Kulturgeschichtliche Ansätze und die Frauen in der Roten Armee
Die prägendste theoretische Entwicklung begann mit der zweiten Welle16 der Frauenbewegung, die in den 1960ern und 1970er Jahren den mannigfaltigen Ausschluss von Frauen kritisiert hatte. Um diese Leerstelle zu füllen, entstand eine vielfach additive Frauengeschichtsschreibung, die Frauen entweder als Marginalisierte und Unterdrückte oder in ihren positiven, gar heldinnenhaften Beiträgen sichtbar machte.17 Insbesondere die Rotarmistinnen passten zu diesen Ambitionen, sodass auch im Westen Heldinnengeschichten entstanden, die in einem ereignisgeschichtlichen, oftmals biografischen Narrativ auf sie verwiesen.18
Mit dem cultural beziehungsweise dem linguistic turn und der Alltagsgeschichte sollte sich die Frauengeschichtsschreibung zu einer Geschlechtergeschichtsschreibung entwickeln. Diese fragt, welche Rollen und Attribute Männern und Frauen als geschlechtlichen Wesen in einer bestimmten Zeit an einem bestimmten Ort zugeschrieben werden und wie sie ihre geschlechtliche Identität (gender) annehmen, ausfüllen und neu erschaffen (doing gender), sodass eine bestimmte Gesellschafts- oder gar Herrschaftsordnung entsteht. Im Fokus stehen Alltags- und Sprachpraktiken, die es dicht zu beschreiben und zu interpretieren gilt,19 sowie die subjektiven Identitäten, die Menschen ausmachen.
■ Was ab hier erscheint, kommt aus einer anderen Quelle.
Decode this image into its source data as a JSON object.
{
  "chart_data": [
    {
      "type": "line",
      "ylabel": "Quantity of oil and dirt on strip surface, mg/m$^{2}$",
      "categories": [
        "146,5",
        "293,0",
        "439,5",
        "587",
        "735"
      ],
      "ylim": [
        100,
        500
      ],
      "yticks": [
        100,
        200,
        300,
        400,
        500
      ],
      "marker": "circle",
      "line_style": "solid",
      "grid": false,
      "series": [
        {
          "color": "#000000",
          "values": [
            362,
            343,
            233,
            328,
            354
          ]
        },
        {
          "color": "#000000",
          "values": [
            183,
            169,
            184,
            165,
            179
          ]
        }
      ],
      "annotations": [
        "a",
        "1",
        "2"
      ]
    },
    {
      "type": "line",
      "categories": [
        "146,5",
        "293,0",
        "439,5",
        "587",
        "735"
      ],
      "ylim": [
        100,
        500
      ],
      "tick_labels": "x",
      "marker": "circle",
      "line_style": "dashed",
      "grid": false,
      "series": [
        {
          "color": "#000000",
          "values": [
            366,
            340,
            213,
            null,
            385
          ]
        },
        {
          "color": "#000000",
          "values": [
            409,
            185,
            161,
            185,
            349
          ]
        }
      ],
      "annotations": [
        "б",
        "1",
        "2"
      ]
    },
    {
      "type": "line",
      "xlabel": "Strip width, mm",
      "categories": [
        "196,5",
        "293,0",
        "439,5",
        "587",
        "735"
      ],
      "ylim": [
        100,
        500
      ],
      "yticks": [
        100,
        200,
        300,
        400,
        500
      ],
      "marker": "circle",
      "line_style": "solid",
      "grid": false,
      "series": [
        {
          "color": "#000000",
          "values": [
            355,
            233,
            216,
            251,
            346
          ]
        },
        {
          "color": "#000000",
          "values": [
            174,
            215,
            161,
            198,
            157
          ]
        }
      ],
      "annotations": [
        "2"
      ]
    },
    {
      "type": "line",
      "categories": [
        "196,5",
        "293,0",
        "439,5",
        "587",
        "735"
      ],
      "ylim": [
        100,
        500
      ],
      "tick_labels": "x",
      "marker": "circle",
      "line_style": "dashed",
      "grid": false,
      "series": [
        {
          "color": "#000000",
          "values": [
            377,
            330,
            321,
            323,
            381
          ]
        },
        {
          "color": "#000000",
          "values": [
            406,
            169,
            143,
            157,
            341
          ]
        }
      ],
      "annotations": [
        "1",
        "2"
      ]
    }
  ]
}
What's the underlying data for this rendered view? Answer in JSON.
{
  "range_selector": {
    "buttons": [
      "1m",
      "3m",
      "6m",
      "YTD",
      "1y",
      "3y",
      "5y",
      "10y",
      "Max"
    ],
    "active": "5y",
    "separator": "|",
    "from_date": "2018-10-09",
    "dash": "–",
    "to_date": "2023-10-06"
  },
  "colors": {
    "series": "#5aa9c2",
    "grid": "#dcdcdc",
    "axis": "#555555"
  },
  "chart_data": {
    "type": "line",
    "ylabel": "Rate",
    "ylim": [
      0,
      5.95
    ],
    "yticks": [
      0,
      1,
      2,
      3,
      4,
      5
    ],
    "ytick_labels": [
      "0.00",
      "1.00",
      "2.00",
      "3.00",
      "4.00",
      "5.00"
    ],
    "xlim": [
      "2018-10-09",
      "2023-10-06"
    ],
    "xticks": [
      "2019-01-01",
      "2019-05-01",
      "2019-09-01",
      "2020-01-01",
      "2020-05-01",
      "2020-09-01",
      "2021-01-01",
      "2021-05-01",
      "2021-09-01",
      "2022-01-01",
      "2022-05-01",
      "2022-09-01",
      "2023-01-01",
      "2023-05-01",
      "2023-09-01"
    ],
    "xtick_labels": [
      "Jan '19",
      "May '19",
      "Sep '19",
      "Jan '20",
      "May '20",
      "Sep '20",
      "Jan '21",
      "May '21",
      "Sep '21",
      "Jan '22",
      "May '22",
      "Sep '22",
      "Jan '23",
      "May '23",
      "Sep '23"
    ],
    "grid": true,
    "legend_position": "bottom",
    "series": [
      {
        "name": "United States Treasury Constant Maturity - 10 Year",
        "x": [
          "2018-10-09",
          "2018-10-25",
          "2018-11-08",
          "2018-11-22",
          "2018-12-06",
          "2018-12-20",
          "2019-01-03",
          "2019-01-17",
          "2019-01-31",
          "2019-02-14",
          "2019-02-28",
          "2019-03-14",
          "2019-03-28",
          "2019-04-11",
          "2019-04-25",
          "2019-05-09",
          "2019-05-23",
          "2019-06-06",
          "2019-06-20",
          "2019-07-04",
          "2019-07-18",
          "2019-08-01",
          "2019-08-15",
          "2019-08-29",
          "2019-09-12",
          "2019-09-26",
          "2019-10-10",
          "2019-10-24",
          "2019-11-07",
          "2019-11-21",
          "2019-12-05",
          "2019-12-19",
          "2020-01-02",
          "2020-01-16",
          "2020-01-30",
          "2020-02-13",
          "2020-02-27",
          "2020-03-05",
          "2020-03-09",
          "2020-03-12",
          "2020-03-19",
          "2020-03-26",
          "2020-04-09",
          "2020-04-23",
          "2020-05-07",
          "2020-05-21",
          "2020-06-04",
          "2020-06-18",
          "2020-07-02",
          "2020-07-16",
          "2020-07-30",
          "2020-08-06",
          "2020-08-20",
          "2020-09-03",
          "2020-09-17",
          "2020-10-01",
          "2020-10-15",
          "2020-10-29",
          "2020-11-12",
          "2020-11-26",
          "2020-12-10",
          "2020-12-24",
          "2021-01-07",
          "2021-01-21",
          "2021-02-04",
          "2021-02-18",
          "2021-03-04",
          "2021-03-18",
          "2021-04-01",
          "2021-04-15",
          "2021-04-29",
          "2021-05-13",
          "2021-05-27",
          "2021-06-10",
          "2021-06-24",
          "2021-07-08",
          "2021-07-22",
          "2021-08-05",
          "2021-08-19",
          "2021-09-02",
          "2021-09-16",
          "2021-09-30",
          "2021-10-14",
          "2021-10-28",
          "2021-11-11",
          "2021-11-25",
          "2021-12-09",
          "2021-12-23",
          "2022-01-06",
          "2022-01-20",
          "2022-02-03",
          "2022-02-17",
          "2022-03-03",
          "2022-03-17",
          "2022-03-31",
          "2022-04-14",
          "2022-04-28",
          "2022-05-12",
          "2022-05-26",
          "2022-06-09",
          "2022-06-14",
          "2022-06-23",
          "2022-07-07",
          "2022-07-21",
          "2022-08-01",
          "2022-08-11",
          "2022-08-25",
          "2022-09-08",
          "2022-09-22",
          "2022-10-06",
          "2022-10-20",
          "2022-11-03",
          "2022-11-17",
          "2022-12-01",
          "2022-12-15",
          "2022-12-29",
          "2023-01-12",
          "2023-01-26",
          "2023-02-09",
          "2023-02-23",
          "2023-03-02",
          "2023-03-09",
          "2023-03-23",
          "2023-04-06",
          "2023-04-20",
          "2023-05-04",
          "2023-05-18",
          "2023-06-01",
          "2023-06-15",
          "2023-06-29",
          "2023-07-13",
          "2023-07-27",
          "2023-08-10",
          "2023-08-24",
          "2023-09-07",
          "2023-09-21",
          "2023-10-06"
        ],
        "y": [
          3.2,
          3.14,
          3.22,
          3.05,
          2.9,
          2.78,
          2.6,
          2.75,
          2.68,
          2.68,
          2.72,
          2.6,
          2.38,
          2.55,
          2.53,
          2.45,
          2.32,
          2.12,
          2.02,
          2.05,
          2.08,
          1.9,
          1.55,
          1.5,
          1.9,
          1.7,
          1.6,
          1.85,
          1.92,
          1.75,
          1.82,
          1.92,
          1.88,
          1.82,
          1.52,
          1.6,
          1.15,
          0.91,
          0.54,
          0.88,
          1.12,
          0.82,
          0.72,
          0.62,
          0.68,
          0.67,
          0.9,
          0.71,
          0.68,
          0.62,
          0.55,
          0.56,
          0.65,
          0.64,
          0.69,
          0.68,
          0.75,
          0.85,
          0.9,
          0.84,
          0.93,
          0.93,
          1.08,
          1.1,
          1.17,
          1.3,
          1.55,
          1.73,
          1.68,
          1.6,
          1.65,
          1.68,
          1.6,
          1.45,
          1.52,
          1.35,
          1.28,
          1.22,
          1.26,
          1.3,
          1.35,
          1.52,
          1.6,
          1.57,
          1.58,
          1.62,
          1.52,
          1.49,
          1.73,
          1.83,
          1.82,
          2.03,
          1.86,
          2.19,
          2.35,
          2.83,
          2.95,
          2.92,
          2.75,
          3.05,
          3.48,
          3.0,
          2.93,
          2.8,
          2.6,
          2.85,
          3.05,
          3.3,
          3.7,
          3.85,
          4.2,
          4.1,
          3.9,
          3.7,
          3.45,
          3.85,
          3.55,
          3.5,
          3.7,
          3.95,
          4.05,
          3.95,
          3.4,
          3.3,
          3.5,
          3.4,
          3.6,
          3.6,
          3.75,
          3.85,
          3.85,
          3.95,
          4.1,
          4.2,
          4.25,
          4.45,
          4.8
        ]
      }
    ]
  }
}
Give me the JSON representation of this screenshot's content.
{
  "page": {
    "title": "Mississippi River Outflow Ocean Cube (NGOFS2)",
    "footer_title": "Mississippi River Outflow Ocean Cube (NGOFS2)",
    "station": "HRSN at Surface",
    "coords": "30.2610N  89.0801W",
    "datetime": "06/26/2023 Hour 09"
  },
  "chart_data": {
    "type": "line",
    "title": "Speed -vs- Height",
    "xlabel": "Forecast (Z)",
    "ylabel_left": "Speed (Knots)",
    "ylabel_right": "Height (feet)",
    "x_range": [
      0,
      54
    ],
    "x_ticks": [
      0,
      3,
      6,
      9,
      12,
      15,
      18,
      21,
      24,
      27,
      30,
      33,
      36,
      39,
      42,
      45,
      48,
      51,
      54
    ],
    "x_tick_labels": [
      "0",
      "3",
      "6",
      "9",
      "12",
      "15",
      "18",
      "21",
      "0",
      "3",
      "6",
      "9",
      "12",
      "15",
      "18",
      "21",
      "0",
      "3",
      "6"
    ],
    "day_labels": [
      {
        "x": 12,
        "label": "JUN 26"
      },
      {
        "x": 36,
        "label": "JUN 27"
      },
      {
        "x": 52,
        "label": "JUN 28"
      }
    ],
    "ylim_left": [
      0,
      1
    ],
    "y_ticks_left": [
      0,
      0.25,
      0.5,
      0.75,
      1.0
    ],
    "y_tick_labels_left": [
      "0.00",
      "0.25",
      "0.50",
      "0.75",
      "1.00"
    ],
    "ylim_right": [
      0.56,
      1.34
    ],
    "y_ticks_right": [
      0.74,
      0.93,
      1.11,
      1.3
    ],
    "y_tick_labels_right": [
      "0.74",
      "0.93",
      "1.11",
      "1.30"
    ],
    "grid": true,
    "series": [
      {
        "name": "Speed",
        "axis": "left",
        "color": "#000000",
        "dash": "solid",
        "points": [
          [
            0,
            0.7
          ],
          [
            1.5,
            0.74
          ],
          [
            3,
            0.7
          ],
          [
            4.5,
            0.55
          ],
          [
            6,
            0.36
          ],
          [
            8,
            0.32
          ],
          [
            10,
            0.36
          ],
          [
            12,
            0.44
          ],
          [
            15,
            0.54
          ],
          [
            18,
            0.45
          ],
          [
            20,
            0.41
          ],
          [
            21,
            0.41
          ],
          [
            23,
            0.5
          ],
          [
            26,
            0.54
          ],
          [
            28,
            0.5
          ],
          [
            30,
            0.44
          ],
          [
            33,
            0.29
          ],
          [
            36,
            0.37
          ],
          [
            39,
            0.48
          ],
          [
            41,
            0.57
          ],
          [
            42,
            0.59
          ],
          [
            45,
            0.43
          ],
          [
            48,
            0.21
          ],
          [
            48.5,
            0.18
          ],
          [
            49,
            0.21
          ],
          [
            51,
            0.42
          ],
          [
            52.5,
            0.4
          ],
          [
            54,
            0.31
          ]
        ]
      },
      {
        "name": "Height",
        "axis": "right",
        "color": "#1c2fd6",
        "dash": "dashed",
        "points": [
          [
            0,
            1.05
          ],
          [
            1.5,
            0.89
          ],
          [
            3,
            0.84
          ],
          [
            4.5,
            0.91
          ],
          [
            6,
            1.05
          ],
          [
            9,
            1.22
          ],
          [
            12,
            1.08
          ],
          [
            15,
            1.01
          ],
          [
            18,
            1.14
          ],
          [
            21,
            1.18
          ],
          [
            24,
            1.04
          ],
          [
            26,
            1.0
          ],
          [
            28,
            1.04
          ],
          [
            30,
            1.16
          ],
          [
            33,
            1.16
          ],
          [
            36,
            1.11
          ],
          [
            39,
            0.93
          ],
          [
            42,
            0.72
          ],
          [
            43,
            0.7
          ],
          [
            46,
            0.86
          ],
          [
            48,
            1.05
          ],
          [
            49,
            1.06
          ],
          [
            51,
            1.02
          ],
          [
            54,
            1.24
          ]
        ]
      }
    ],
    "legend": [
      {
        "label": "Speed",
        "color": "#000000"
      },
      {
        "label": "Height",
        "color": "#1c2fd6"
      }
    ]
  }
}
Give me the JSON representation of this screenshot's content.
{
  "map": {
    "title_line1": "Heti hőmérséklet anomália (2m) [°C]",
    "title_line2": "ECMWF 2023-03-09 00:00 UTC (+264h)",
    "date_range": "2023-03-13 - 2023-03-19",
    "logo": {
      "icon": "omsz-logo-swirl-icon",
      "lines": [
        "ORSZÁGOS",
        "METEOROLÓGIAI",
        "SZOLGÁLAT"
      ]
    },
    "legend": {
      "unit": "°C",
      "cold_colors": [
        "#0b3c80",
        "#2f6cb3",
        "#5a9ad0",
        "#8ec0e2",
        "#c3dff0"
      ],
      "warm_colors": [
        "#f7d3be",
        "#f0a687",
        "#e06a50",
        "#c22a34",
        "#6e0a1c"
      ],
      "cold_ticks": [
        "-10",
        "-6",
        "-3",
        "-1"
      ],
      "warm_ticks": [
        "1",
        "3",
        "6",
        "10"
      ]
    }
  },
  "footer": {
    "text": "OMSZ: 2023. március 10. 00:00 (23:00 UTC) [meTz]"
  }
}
Die Anleihen feministischer Historikerinnen wie Joan Scott bei Michel Foucault, der wie kein Zweiter für den linguistic turn in der Geschichtswissenschaft steht, sind überdeutlich. Laut Foucault bestimmen Diskurse als sich verändernde und sprachlich strukturierte Sagbarkeitsregime nicht nur, was auf welche Art und Weise...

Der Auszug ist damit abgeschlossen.